032
「ねえ、こっちに行ってみようよ」
アオネは左の道を指さした。
「蛍がたくさんいるのはそっちじゃないよ」
青年は少し困ったような顔をして言った。
「少し寄り道してみるだけだよ」
アオネは左の道へと進んだ。何か、大切なものがあるような気がした。左の道に入ると、青白い光はますます強くなった。十数メートル進むと、そこは行き止まりで、少し通路が広く、部屋のようになっていた。天井も少し高く、まっすぐに立っても頭は天井をこすらなかった。
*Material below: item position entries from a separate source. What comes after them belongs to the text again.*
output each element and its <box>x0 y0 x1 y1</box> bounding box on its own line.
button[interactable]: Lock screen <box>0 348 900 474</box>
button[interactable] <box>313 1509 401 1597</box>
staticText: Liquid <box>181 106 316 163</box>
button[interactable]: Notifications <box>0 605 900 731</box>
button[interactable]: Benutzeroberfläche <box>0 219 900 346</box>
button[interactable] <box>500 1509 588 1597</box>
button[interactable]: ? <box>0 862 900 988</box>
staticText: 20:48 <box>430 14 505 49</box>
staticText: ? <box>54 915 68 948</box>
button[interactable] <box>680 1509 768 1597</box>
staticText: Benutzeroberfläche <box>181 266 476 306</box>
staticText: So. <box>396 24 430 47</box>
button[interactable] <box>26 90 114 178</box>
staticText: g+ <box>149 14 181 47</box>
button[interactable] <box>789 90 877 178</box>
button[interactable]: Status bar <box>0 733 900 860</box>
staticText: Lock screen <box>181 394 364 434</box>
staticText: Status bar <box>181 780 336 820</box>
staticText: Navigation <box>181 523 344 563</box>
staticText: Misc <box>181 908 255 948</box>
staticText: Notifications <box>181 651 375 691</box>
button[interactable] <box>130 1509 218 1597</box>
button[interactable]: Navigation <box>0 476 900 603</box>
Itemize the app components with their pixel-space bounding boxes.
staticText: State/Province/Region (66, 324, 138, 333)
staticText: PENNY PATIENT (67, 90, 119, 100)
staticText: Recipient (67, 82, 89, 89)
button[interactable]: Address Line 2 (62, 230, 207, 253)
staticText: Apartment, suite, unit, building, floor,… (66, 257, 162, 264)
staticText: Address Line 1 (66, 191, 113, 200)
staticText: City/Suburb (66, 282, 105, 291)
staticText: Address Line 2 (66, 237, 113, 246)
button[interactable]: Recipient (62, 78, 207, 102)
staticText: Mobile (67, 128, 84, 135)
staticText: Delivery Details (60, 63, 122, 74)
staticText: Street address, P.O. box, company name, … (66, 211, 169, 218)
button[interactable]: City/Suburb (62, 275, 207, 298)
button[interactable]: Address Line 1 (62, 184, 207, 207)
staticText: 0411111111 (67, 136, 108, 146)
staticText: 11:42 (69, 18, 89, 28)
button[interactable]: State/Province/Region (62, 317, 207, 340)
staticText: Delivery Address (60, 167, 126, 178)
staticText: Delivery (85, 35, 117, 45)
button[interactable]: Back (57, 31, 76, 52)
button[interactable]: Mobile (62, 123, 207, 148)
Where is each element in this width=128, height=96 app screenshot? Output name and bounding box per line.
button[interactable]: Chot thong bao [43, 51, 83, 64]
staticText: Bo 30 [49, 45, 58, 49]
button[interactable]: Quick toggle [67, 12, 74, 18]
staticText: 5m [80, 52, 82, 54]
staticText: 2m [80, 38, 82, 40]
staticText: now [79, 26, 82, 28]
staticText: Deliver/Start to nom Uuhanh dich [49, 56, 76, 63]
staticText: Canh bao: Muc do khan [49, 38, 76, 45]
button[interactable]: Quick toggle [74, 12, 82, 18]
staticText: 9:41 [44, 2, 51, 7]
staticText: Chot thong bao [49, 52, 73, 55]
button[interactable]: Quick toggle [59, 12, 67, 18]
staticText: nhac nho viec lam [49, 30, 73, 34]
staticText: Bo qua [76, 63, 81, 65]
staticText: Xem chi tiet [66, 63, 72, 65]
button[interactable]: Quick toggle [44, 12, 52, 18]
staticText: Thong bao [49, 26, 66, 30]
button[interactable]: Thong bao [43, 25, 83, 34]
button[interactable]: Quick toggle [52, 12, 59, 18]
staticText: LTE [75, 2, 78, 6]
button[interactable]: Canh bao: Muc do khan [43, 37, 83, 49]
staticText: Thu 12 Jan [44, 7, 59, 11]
部屋の真ん中には重厚な飾りのついた豪奢な箱が鎮座していた。大昔の財宝を隠すような、金属でできた大きな箱だった。箱の中から光が漏れている。
「もしかして、埋蔵金か何か……?」
ひどく心臓が跳ねているのを感じる。アオネは震える足取りで箱に近づく。箱の蓋に手をかける。
「その箱を開けても何も変わらないよ」
青年が言った。
「この箱のことを知っていたの?」
「ここにあることはずっと前から知っていた」
「何が入ってるの?」
「わからない」
アオネは手に力を込めた。少し蓋が動いた。複雑な鍵はかかっていないようだった。さらに力を込める。全身から汗が噴き出してくるのを感じる。
「同じだよ」
青年は言う。半分ほどずらしたところで、自らの重みで蓋は外れて地面に落ちた。その瞬間、青白い光が洞窟中を照らした。目が眩む。
「また繰り返すだけ」
アオネの意識は遠のいていった。